В вагон зашел и сел напротив меня жизнерадостный мужчина, который сразу же, с любопытством, заглянул в телефон девушке по соседству. Он ждал, что она обратит внимание и, таким образом, между ними завяжется диалог. Но она как будто намеренно его не замечала. Тогда он склонился и, тыкая пальцем в смартфон, стал давать советы. Не знаю, была ли у нее там игра или переписка с любовником, но девушка одним коротким взглядом окатила мужчину презрением и пересела. Мужчина добродушно пожал плечами и оглянулся на пассажиров, как бы говоря: «Нет, ну вы видели? Я ж как лучше хотел!» Но никто не смотрел на мужчину. Я тоже отвернулась и подглядывала искоса, чтобы он не зацепился взглядом. Тогда он стал делать сигналы девочке с самокатом. Переднее колесо на остановках наезжало на ногу соседу. Девочка, заметив это, стала держать самокат подальше. Мужчина решил помогать ей, показывая расстояние до ног соседа. Девочка испугалась и вышла на Красносельской, волоча за собой самокат. На Комсомольской в вагон вошёл старик с палочкой. Мужчина встал и предложил своё место. Но дедушка не хотел садиться. Мужчина настаивал, жизнерадостно и возбужденно – наконец-то у него нашелся собеседник. Так они препирались три станции, пока дедушка, раскрасневшись от раздражения, не вышел на Охотном ряду. Мужик, облегченный тем, что ему удалось с кем-то конструктивно поговорить, встал у двери, облокотился на нее и закрыл глаза. На лице его блуждала мечтательная улыбка.


Охотный ряд


Анастасия, или просто Тюша, как звал ее в минуты нежности муж, отпросилась с работы пораньше, чтобы встретиться с Андреем.

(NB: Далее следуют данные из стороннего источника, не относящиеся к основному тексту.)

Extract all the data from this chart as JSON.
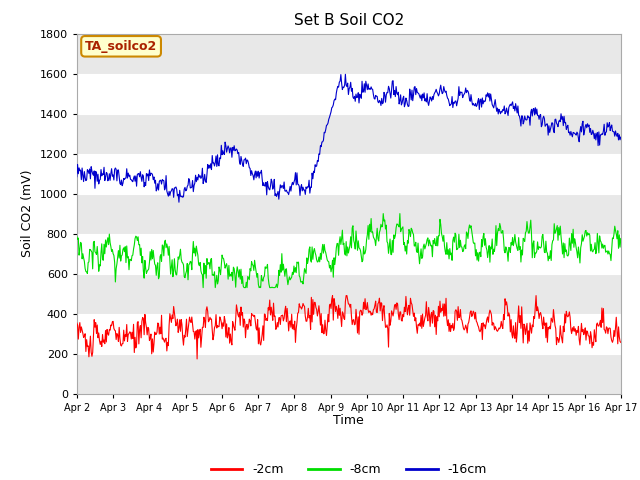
{
  "title": "Set B Soil CO2",
  "ylabel": "Soil CO2 (mV)",
  "xlabel": "Time",
  "annotation": "TA_soilco2",
  "bg_color": "#ffffff",
  "ylim": [
    0,
    1800
  ],
  "yticks": [
    0,
    200,
    400,
    600,
    800,
    1000,
    1200,
    1400,
    1600,
    1800
  ],
  "band_colors": [
    "#e8e8e8",
    "#ffffff",
    "#e8e8e8",
    "#ffffff",
    "#e8e8e8",
    "#ffffff",
    "#e8e8e8",
    "#ffffff",
    "#e8e8e8"
  ],
  "x_labels": [
    "Apr 2",
    "Apr 3",
    "Apr 4",
    "Apr 5",
    "Apr 6",
    "Apr 7",
    "Apr 8",
    "Apr 9",
    "Apr 10",
    "Apr 11",
    "Apr 12",
    "Apr 13",
    "Apr 14",
    "Apr 15",
    "Apr 16",
    "Apr 17"
  ],
  "colors": {
    "red": "#ff0000",
    "green": "#00dd00",
    "blue": "#0000cc"
  },
  "legend_labels": [
    "-2cm",
    "-8cm",
    "-16cm"
  ],
  "n_days": 15,
  "n_per_day": 48
}
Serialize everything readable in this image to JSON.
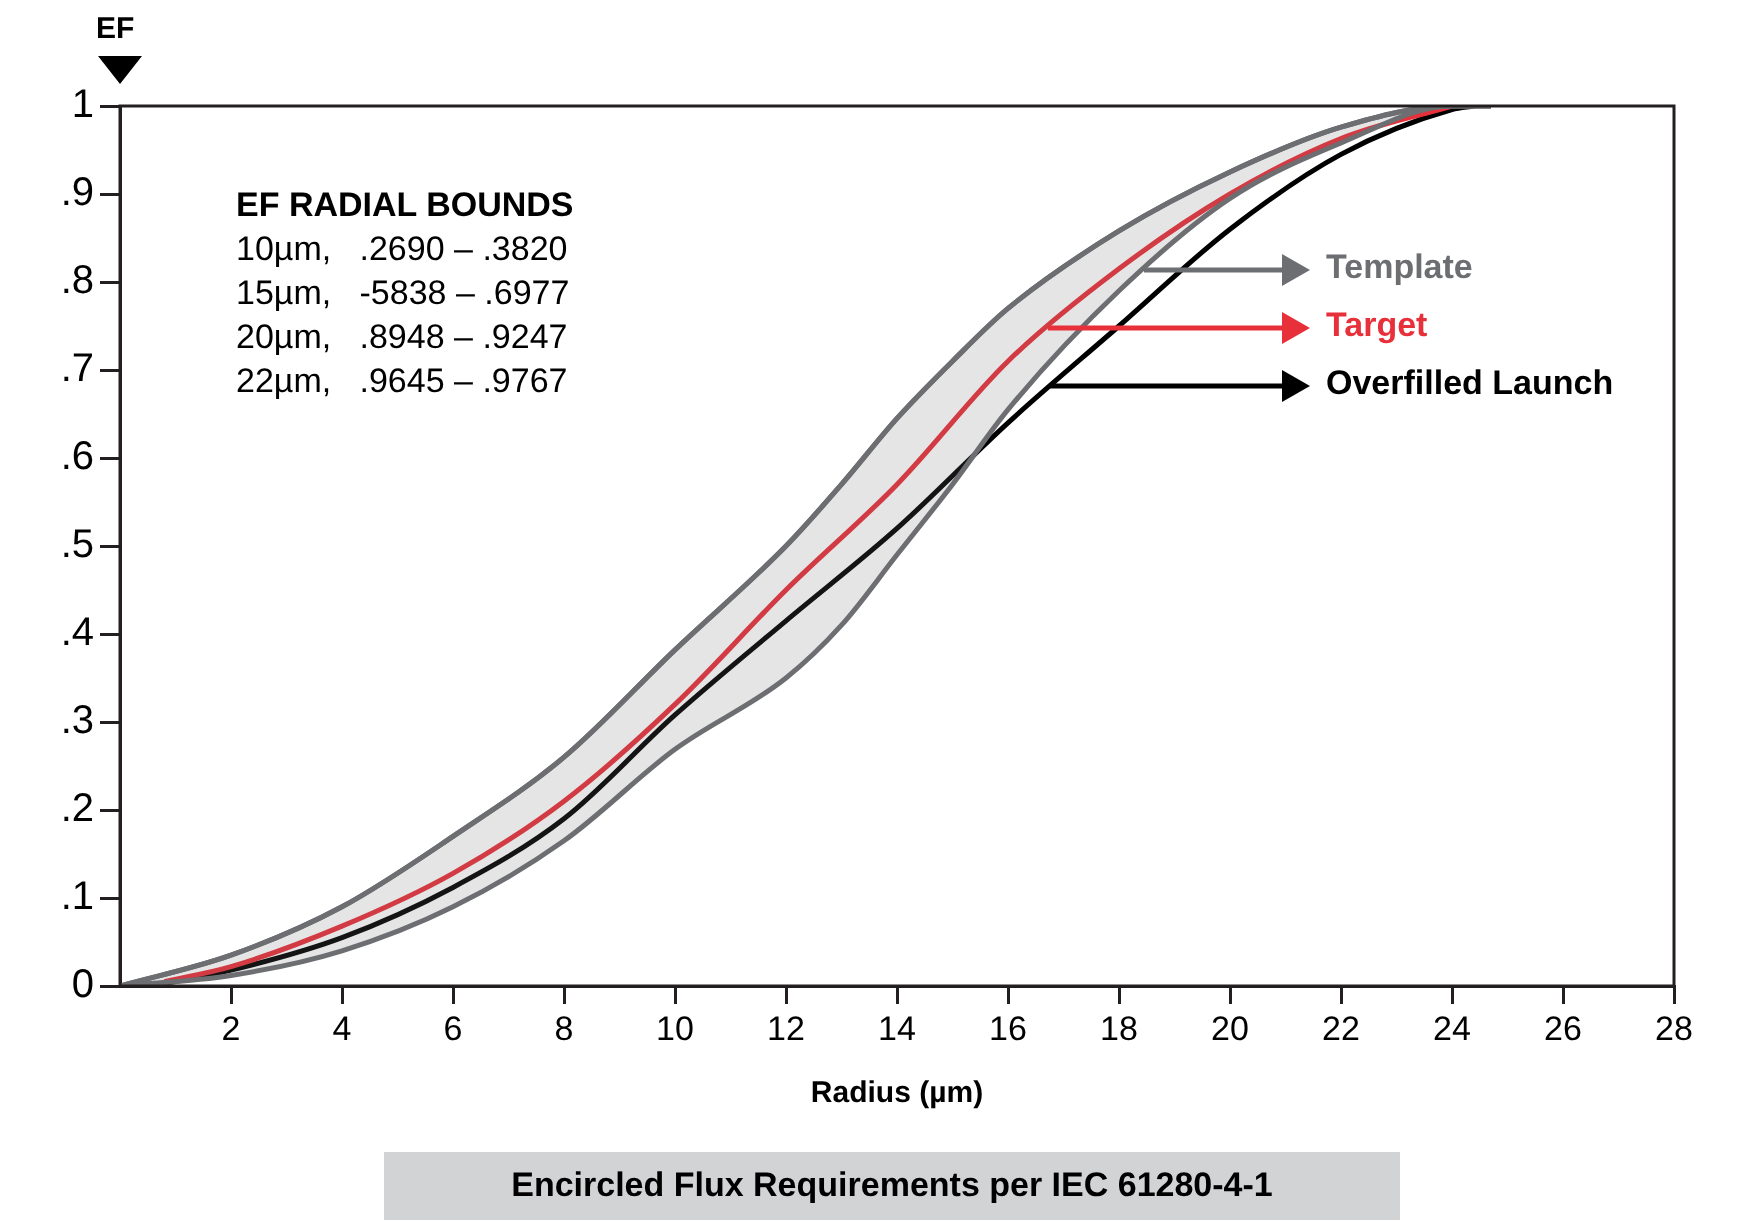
{
  "chart_data": {
    "type": "line",
    "title": "Encircled Flux Requirements per IEC 61280-4-1",
    "xlabel": "Radius (µm)",
    "ylabel": "EF",
    "annotations": [
      "EF RADIAL BOUNDS",
      "10µm,   .2690 – .3820",
      "15µm,   -5838 – .6977",
      "20µm,   .8948 – .9247",
      "22µm,   .9645 – .9767"
    ],
    "xlim": [
      0,
      28
    ],
    "ylim": [
      0,
      1
    ],
    "xticks": [
      2,
      4,
      6,
      8,
      10,
      12,
      14,
      16,
      18,
      20,
      22,
      24,
      26,
      28
    ],
    "yticks": [
      0,
      {
        "value": 0.1,
        "label": ".1"
      },
      {
        "value": 0.2,
        "label": ".2"
      },
      {
        "value": 0.3,
        "label": ".3"
      },
      {
        "value": 0.4,
        "label": ".4"
      },
      {
        "value": 0.5,
        "label": ".5"
      },
      {
        "value": 0.6,
        "label": ".6"
      },
      {
        "value": 0.7,
        "label": ".7"
      },
      {
        "value": 0.8,
        "label": ".8"
      },
      {
        "value": 0.9,
        "label": ".9"
      },
      1
    ],
    "grid": false,
    "legend": "right",
    "marker": "none",
    "line_style": "solid",
    "series": [
      {
        "name": "Template",
        "color": "#6d6e71",
        "x": [
          0,
          2,
          4,
          6,
          8,
          10,
          12,
          13,
          14,
          15,
          16,
          18,
          20,
          22,
          24,
          24.7
        ],
        "values": [
          0,
          0.035,
          0.09,
          0.17,
          0.26,
          0.382,
          0.5,
          0.57,
          0.645,
          0.71,
          0.77,
          0.858,
          0.925,
          0.976,
          1,
          1
        ],
        "lower": [
          0,
          0.012,
          0.04,
          0.09,
          0.165,
          0.269,
          0.35,
          0.41,
          0.49,
          0.57,
          0.655,
          0.79,
          0.895,
          0.958,
          1,
          1
        ],
        "upper": [
          0,
          0.035,
          0.09,
          0.17,
          0.26,
          0.382,
          0.5,
          0.57,
          0.645,
          0.71,
          0.77,
          0.858,
          0.925,
          0.976,
          1,
          1
        ]
      },
      {
        "name": "Target",
        "color": "#e8303a",
        "x": [
          0.8,
          2,
          4,
          6,
          8,
          10,
          12,
          14,
          16,
          18,
          20,
          22,
          24
        ],
        "values": [
          0.005,
          0.022,
          0.068,
          0.128,
          0.21,
          0.32,
          0.45,
          0.57,
          0.71,
          0.815,
          0.9,
          0.963,
          1
        ]
      },
      {
        "name": "Overfilled Launch",
        "color": "#000000",
        "x": [
          0.8,
          2,
          4,
          6,
          8,
          10,
          12,
          14,
          16,
          18,
          20,
          22,
          24,
          24.4
        ],
        "values": [
          0.003,
          0.018,
          0.055,
          0.112,
          0.19,
          0.308,
          0.415,
          0.52,
          0.64,
          0.75,
          0.86,
          0.945,
          0.996,
          1
        ]
      }
    ]
  }
}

Андрей звал ее Сяся, и Анастасию это раздражало. Но она все равно ехала на встречу, сидя на прохладном сидении в конце вагона. Она прикрыла глаза и представляла себе будущее свидание. Ресницы ее подрагивали, да и сама она была взволнована и напряжена.

Эта встреча была нужна ей, чтобы спасти брак. Как бы абсурдно это не звучало. Анастасия встречалась с любовником, чтобы любить мужа. Ради семьи она жертвовала собой. Ведь только так могла простить мужа и зажить с ним после очередной ссоры, как ни в чем ни бывало. Это была не месть. Нет, Анастасия никогда не испытывала злорадства по отношению к мужу. Тем более, что ему, кажется, действительно было плевать. На все неприятные переживания жены он давно перестал обращать внимания, определив их для себя как «ПМС», и давая ей возможность самостоятельно выкарабкиваться из эмоциональных ям. Он был занят какими-то таблицами и графиками: расчетом рентабельности, анализом эффективности, оптимизацией функционала и прочее. В последние годы карьера его пошла в гору, он был востребован, хорошо оплачиваем и всеми любим. На любовь к жене сил не хватало. У Анастасии, наоборот, к сорока годам пробудился пылкий темперамент, ее мучало желание, какого она никогда не испытывала в молодые годы. И когда она, намытая и намазанная персиковым лосьоном, стыдливо прижималась ароматным боком к мужу, он устало морщился и отодвигался.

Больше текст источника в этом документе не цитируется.